• Data cleansing is a stage where data are selected and processed to create training data before labeling. The attributes of raw data cannot be identified clearly if a user uses cleansed data only. Therefore, explaining information related to cleansing and the attributes before and after cleansing will enhance the understanding on raw and cleansed data and contribute to developing a more trustworthy AI model.
• Check if an open dataset provides information that can identify the attributes of raw data. Identify the attributes of raw data by referring to the information provided with the dataset and document materials that describe the data attributes before and after cleansing in case additional data needs to be collected in the future.
• If a company has collected raw data by itself, prepare related documents and provide information on the purpose of data collection, data to be collected, data collection environment, and subject based on the institution’s purpose of use to assist in understanding raw data. The following are examples of explanations about raw data attributes before cleansing:
✓ The purpose of data collection: Use of civil petitions for policies through Korean conversation modeling;
✓ Subject: Individuals and relationships, healthcare and beauty, eating habits, residence and lifestyles, work, current affairs, economics, education, childbirth and parenting, leisure, shopping, events, etc.;
✓ Data to be collected: Nationality, gender, age group, area of residence, etc.; and
✓ Data collection environment: Collection method/date/time, number of participants, etc.

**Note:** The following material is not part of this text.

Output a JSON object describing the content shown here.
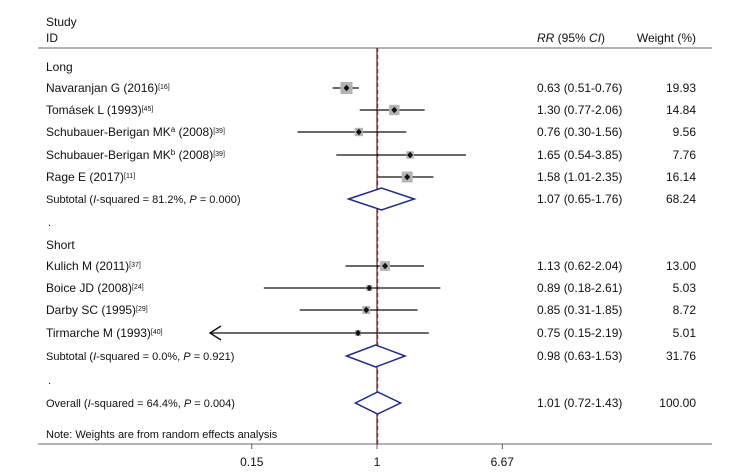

• Identify and remove any unnecessary information and personal data from the raw data to build training datasets using the collected raw data. The following are examples of explanations about raw data attributes after cleansing:
✓ Selection and exclusion of data: Exclude inappropriate, factitious, and unnecessary information (e.g. emojis, emotions);
✓ Data processing: Explain about processing the data provided by public institutions, de-identifying personal data, processing emojis, etc.;
✓ Statistical explanation: Includes the number of data per subject and the number of data per the collected data; and
✓ Cleansed information: Includes update and cleansing cycles and rollback information.